Apparently DLP technology does innately produce some sort of pulse effect similar to CRT, thus the good motion on DLPs. For DLPs using color wheels, the DMD itself has to turn off at the end of each frame apparently, and this creates the pulse, but it takes 10ms I guess. For DLP projectors using LED lightsource, the LEDs can just be turned off, and I guess this is faster than turning off the DMD, so the pulse is faster.

This is why bdht theorizes that DLP - LED projectors have even better motion than DLP with color wheel. He says it improves the "motion persistence." However, too much motion persistence is exactly why OLED has bad motion, so that's where I get confused. The logic seems to be that having no pulse-type-of-effect at the end of a frame is bad, and will lead to "persistence blur" like OLED, but that having as little pulse as possible, so long as you have it, is good, and therefore, the longer pulse on DLP with color wheel is actually worse than DLP with LED. But if motion persistence is bad, why would having more of it be better?

And at least for the Dynamic Black feature, there is some diffeernce between the Sim2 Mico 50's LEDs turning off, and the Sim2 M-150 LEDs not turning off.

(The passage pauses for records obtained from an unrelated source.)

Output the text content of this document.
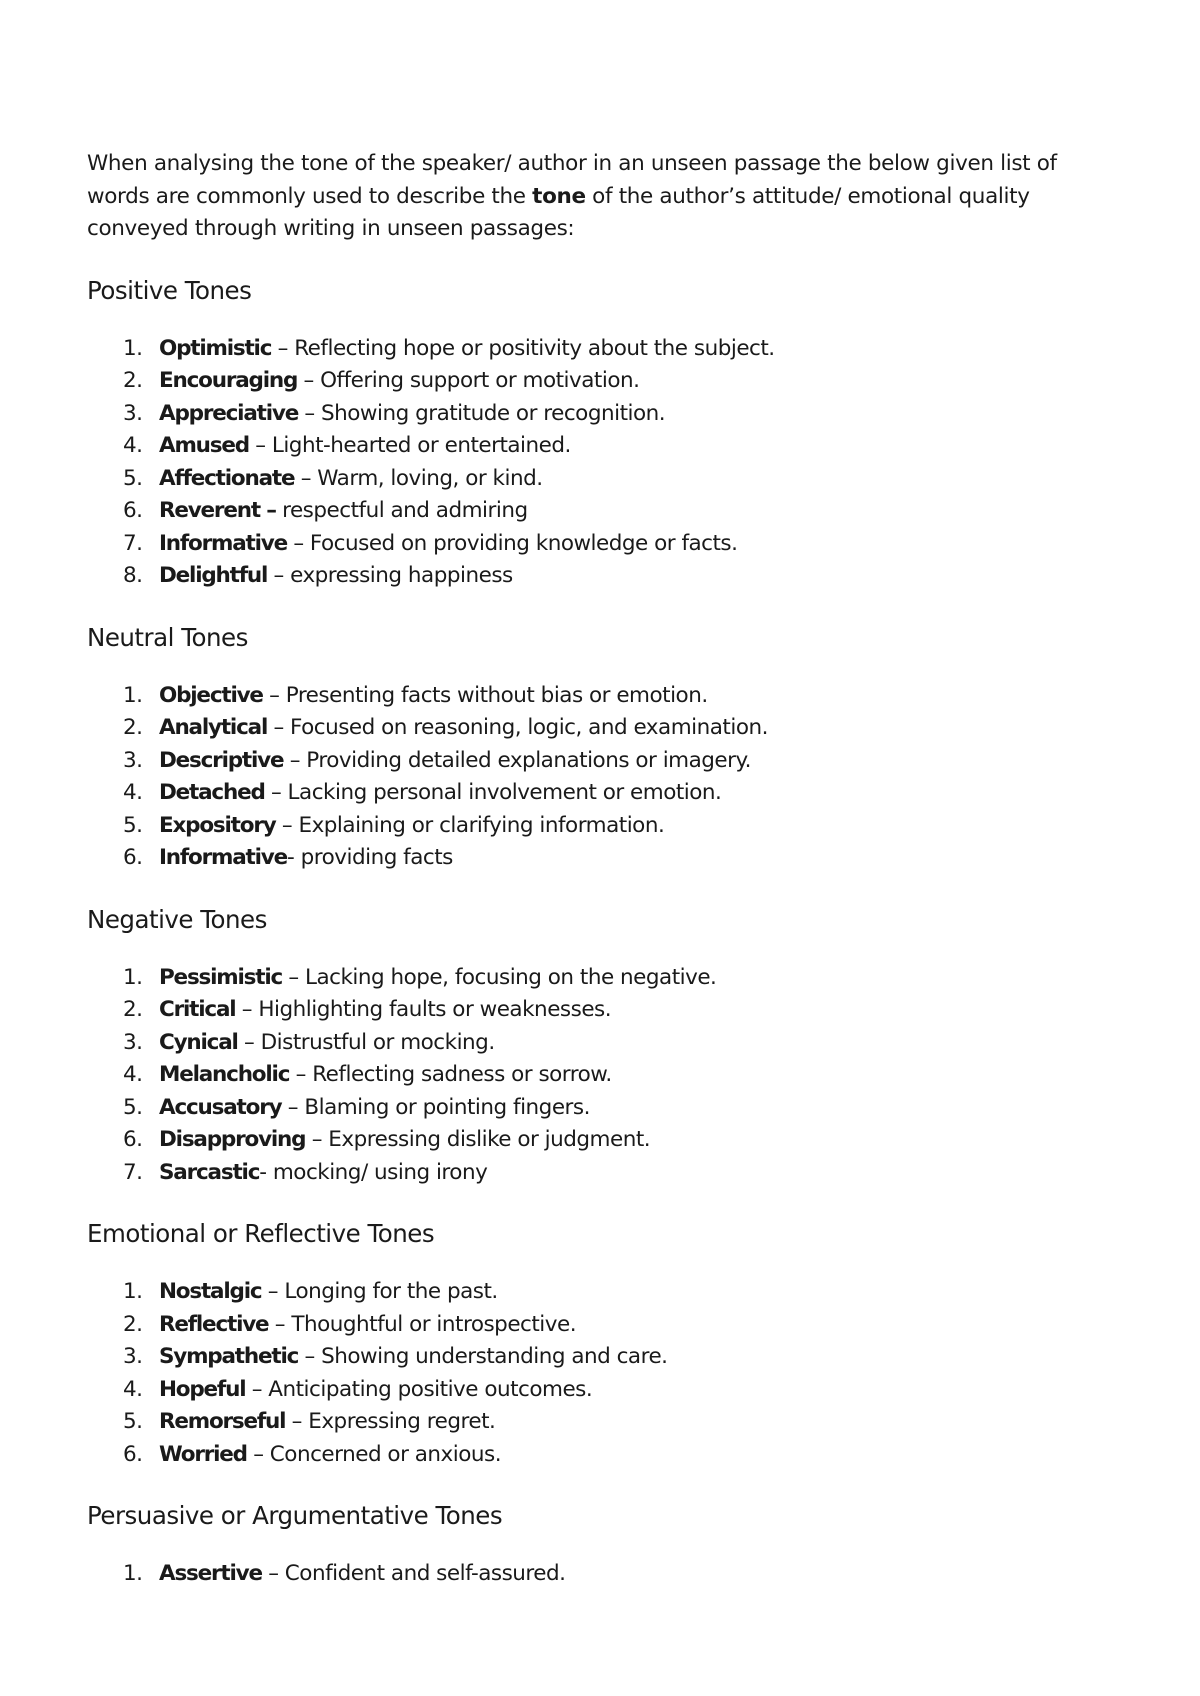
When analysing the tone of the speaker/ author in an unseen passage the below given list of words are commonly used to describe the tone of the author’s attitude/ emotional quality conveyed through writing in unseen passages:

Positive Tones
1. Optimistic – Reflecting hope or positivity about the subject.
2. Encouraging – Offering support or motivation.
3. Appreciative – Showing gratitude or recognition.
4. Amused – Light-hearted or entertained.
5. Affectionate – Warm, loving, or kind.
6. Reverent – respectful and admiring
7. Informative – Focused on providing knowledge or facts.
8. Delightful – expressing happiness
Neutral Tones
1. Objective – Presenting facts without bias or emotion.
2. Analytical – Focused on reasoning, logic, and examination.
3. Descriptive – Providing detailed explanations or imagery.
4. Detached – Lacking personal involvement or emotion.
5. Expository – Explaining or clarifying information.
6. Informative- providing facts
Negative Tones
1. Pessimistic – Lacking hope, focusing on the negative.
2. Critical – Highlighting faults or weaknesses.
3. Cynical – Distrustful or mocking.
4. Melancholic – Reflecting sadness or sorrow.
5. Accusatory – Blaming or pointing fingers.
6. Disapproving – Expressing dislike or judgment.
7. Sarcastic- mocking/ using irony
Emotional or Reflective Tones
1. Nostalgic – Longing for the past.
2. Reflective – Thoughtful or introspective.
3. Sympathetic – Showing understanding and care.
4. Hopeful – Anticipating positive outcomes.
5. Remorseful – Expressing regret.
6. Worried – Concerned or anxious.
Persuasive or Argumentative Tones
1. Assertive – Confident and self-assured.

I wonder if the Sim2 M-150 has the pulse at all or if its LEDs never actually turn off 100%?

And then for three chip DLP, I don't even know it supposedly achieves the same faster pulse like DLP - LED projectors do? It doesn't have LEDs to turn off, so wouldn't it have to turn off all three digital micro mirrors (DMDs), not just one, and that would either be the same speed, or slower, depending how you look at it, as a color wheel DLP projector does it? Or what is the difference?